小学校六年生のとき,父に初めてカメラを買ってもらった.
手にした三十五ミリのハーフサイズのカメラは,普通は十二枚しか撮れないフィルムで,倍の二十四枚の写真を撮ることが出来た.
発売当初はマニュアル撮影しか出来ないシンプルなカメラだった.後に露出計が内蔵され,オートで撮れるようになり,ペンシリーズとしてオリンパス社の名機の一つとなった.
その懐かしの銀塩フィルムカメラが,デジタルになって五十年ぶりに復活することを知った.思わずネットで予約してしまった.

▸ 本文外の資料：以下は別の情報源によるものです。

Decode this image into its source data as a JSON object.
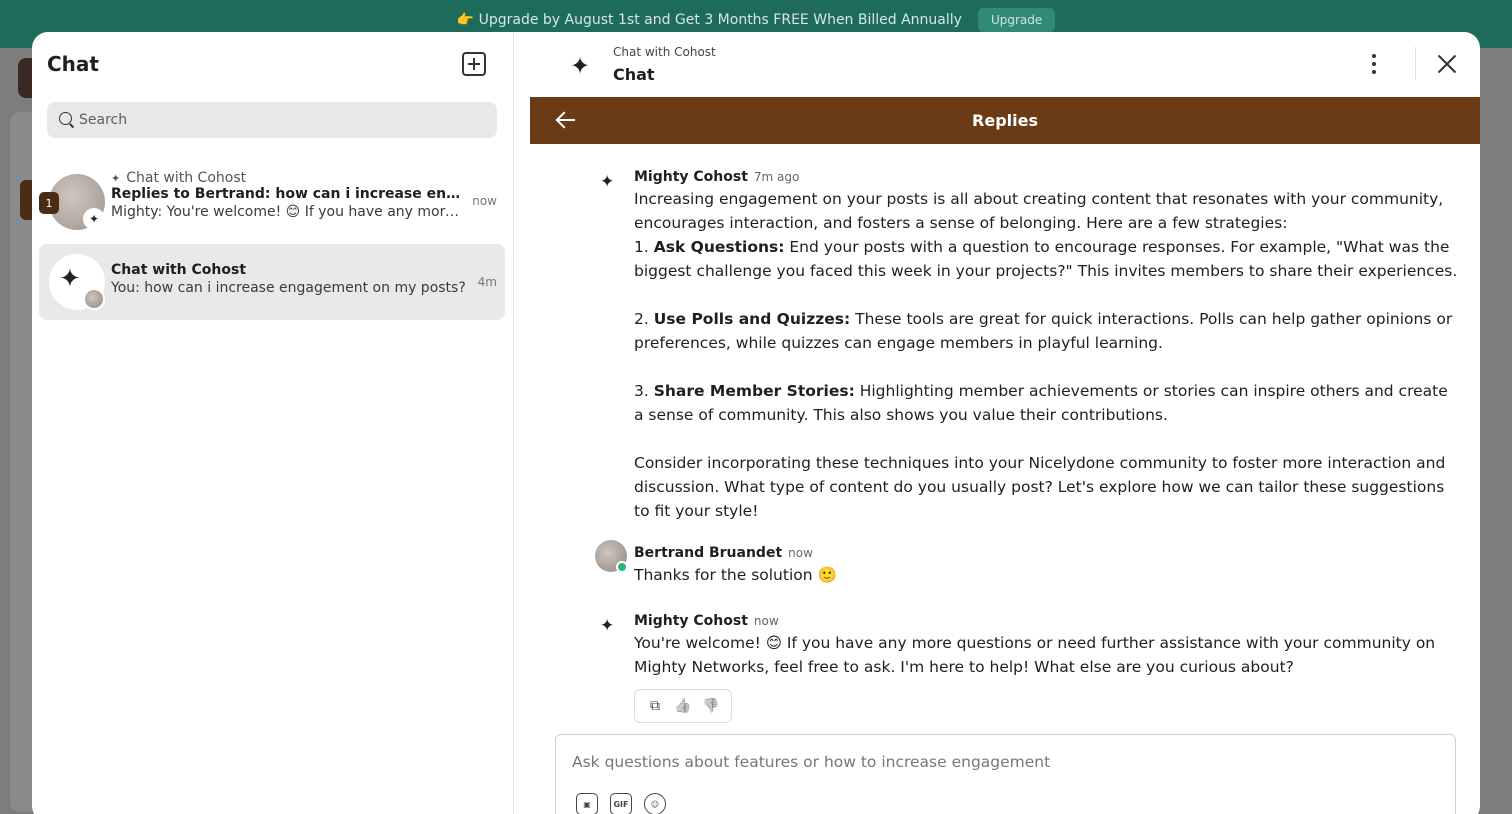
{
  "banner": {
    "text": "👉 Upgrade by August 1st and Get 3 Months FREE When Billed Annually",
    "button": "Upgrade"
  },
  "sidebar": {
    "title": "Chat",
    "search_placeholder": "Search",
    "conversations": [
      {
        "subtitle": "Chat with Cohost",
        "title": "Replies to Bertrand: how can i increase engagement on my posts?",
        "preview": "Mighty: You're welcome! 😊 If you have any more questions or need further assistance",
        "time": "now",
        "unread": "1"
      },
      {
        "title": "Chat with Cohost",
        "preview": "You: how can i increase engagement on my posts?",
        "time": "4m"
      }
    ]
  },
  "header": {
    "subtitle": "Chat with Cohost",
    "title": "Chat"
  },
  "thread": {
    "title": "Replies",
    "messages": [
      {
        "author": "Mighty Cohost",
        "time": "7m ago",
        "intro": "Increasing engagement on your posts is all about creating content that resonates with your community, encourages interaction, and fosters a sense of belonging. Here are a few strategies:",
        "point1_prefix": "1. ",
        "point1_label": "Ask Questions:",
        "point1_text": " End your posts with a question to encourage responses. For example, \"What was the biggest challenge you faced this week in your projects?\" This invites members to share their experiences.",
        "point2_prefix": "2. ",
        "point2_label": "Use Polls and Quizzes:",
        "point2_text": " These tools are great for quick interactions. Polls can help gather opinions or preferences, while quizzes can engage members in playful learning.",
        "point3_prefix": "3. ",
        "point3_label": "Share Member Stories:",
        "point3_text": " Highlighting member achievements or stories can inspire others and create a sense of community. This also shows you value their contributions.",
        "outro": "Consider incorporating these techniques into your Nicelydone community to foster more interaction and discussion. What type of content do you usually post? Let's explore how we can tailor these suggestions to fit your style!"
      },
      {
        "author": "Bertrand Bruandet",
        "time": "now",
        "body": "Thanks for the solution 🙂"
      },
      {
        "author": "Mighty Cohost",
        "time": "now",
        "body": "You're welcome! 😊 If you have any more questions or need further assistance with your community on Mighty Networks, feel free to ask. I'm here to help! What else are you curious about?"
      }
    ]
  },
  "composer": {
    "placeholder": "Ask questions about features or how to increase engagement",
    "gif_label": "GIF"
  },
  "icons": {
    "spark": "✦",
    "copy": "⧉",
    "like": "👍",
    "dislike": "👎"
  }
}
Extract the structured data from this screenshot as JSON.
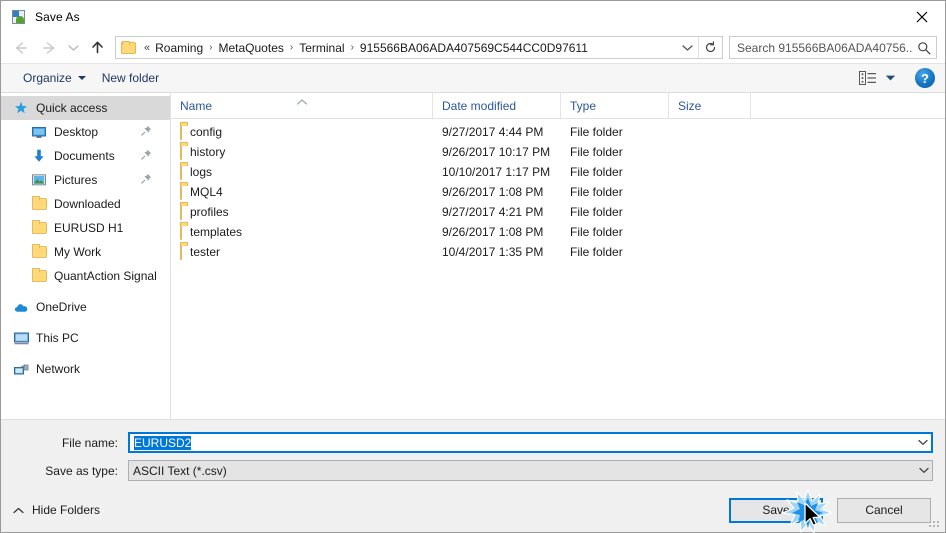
{
  "window": {
    "title": "Save As",
    "title_icon": "save-as-icon",
    "close_label": "✕"
  },
  "nav": {
    "back_icon": "arrow-left-icon",
    "forward_icon": "arrow-right-icon",
    "recent_icon": "chevron-down-icon",
    "up_icon": "arrow-up-icon",
    "breadcrumb_prefix": "«",
    "breadcrumbs": [
      {
        "label": "Roaming"
      },
      {
        "label": "MetaQuotes"
      },
      {
        "label": "Terminal"
      },
      {
        "label": "915566BA06ADA407569C544CC0D97611"
      }
    ],
    "separator": "›",
    "dropdown_icon": "chevron-down-icon",
    "refresh_icon": "refresh-icon"
  },
  "search": {
    "placeholder": "Search 915566BA06ADA40756...",
    "icon": "search-icon"
  },
  "toolbar": {
    "organize_label": "Organize",
    "new_folder_label": "New folder",
    "view_icon": "view-layout-icon",
    "view_caret_icon": "chevron-down-icon",
    "help_label": "?"
  },
  "sidebar": {
    "items": [
      {
        "label": "Quick access",
        "icon": "star-icon",
        "level": 0,
        "selected": true,
        "pinned": false
      },
      {
        "label": "Desktop",
        "icon": "desktop-icon",
        "level": 1,
        "selected": false,
        "pinned": true
      },
      {
        "label": "Documents",
        "icon": "documents-icon",
        "level": 1,
        "selected": false,
        "pinned": true
      },
      {
        "label": "Pictures",
        "icon": "pictures-icon",
        "level": 1,
        "selected": false,
        "pinned": true
      },
      {
        "label": "Downloaded",
        "icon": "folder-icon",
        "level": 1,
        "selected": false,
        "pinned": false
      },
      {
        "label": "EURUSD H1",
        "icon": "folder-icon",
        "level": 1,
        "selected": false,
        "pinned": false
      },
      {
        "label": "My Work",
        "icon": "folder-icon",
        "level": 1,
        "selected": false,
        "pinned": false
      },
      {
        "label": "QuantAction Signal",
        "icon": "folder-icon",
        "level": 1,
        "selected": false,
        "pinned": false
      },
      {
        "label": "OneDrive",
        "icon": "onedrive-icon",
        "level": 0,
        "selected": false,
        "pinned": false,
        "gap_before": true
      },
      {
        "label": "This PC",
        "icon": "computer-icon",
        "level": 0,
        "selected": false,
        "pinned": false,
        "gap_before": true
      },
      {
        "label": "Network",
        "icon": "network-icon",
        "level": 0,
        "selected": false,
        "pinned": false,
        "gap_before": true
      }
    ]
  },
  "filelist": {
    "columns": [
      {
        "key": "name",
        "label": "Name",
        "sorted": true,
        "sort_dir": "asc"
      },
      {
        "key": "date",
        "label": "Date modified",
        "sorted": false
      },
      {
        "key": "type",
        "label": "Type",
        "sorted": false
      },
      {
        "key": "size",
        "label": "Size",
        "sorted": false
      }
    ],
    "rows": [
      {
        "name": "config",
        "date": "9/27/2017 4:44 PM",
        "type": "File folder",
        "size": "",
        "icon": "folder-icon"
      },
      {
        "name": "history",
        "date": "9/26/2017 10:17 PM",
        "type": "File folder",
        "size": "",
        "icon": "folder-icon"
      },
      {
        "name": "logs",
        "date": "10/10/2017 1:17 PM",
        "type": "File folder",
        "size": "",
        "icon": "folder-icon"
      },
      {
        "name": "MQL4",
        "date": "9/26/2017 1:08 PM",
        "type": "File folder",
        "size": "",
        "icon": "folder-icon"
      },
      {
        "name": "profiles",
        "date": "9/27/2017 4:21 PM",
        "type": "File folder",
        "size": "",
        "icon": "folder-icon"
      },
      {
        "name": "templates",
        "date": "9/26/2017 1:08 PM",
        "type": "File folder",
        "size": "",
        "icon": "folder-icon"
      },
      {
        "name": "tester",
        "date": "10/4/2017 1:35 PM",
        "type": "File folder",
        "size": "",
        "icon": "folder-icon"
      }
    ]
  },
  "form": {
    "filename_label": "File name:",
    "filename_value": "EURUSD2",
    "filename_selected": true,
    "savetype_label": "Save as type:",
    "savetype_value": "ASCII Text (*.csv)",
    "dropdown_icon": "chevron-down-icon"
  },
  "footer": {
    "hide_folders_label": "Hide Folders",
    "hide_folders_icon": "chevron-up-icon",
    "save_label": "Save",
    "cancel_label": "Cancel",
    "resize_grip_icon": "resize-grip-icon",
    "cursor_icon": "mouse-pointer-icon",
    "click_effect_icon": "click-burst-icon"
  },
  "colors": {
    "accent": "#0078d7",
    "selection": "#0078d7",
    "header_text": "#2b579a",
    "toolbar_text": "#1f3864",
    "folder": "#ffd977",
    "sidebar_selected": "#d9d9d9"
  }
}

小学生時代,教わったとおりに絞りとシャッタースピードを決めて撮った.わくわくしながらフィルムを現像に出した.失敗のないものだけを選んでプリントしてもらう.子どもにしてはとても上手に撮れていると褒められ,その気になった.
といっても,小学生のお小遣いではバシバシ撮る訳にもいかなかった.修学旅行で,行ったところの記録をしたくて風景ばかりを中心に写した.しばらくして,見物してきたはずのいろいろな場所の記憶が意外にも薄いことに気がついた.写真を撮ることに気を取られ,自分の目で見ていなかったからであろう.
結婚してからも同じ失敗をヨーロッパ旅行でしてしまった.
「あなたは写真ばかり撮っていて,あの旅行は一人で行ったようなものよ」と,女房からいまだに言われる始末である.当時のカメラはニコンで広角と中望遠の二本の交換レンズを持ち,それに八ミリカメラまで加わったからたまらない.
復活したオリンパスペンを懐かしんでいるご同輩が周りにも結構いることを知った.また嬉しくなった.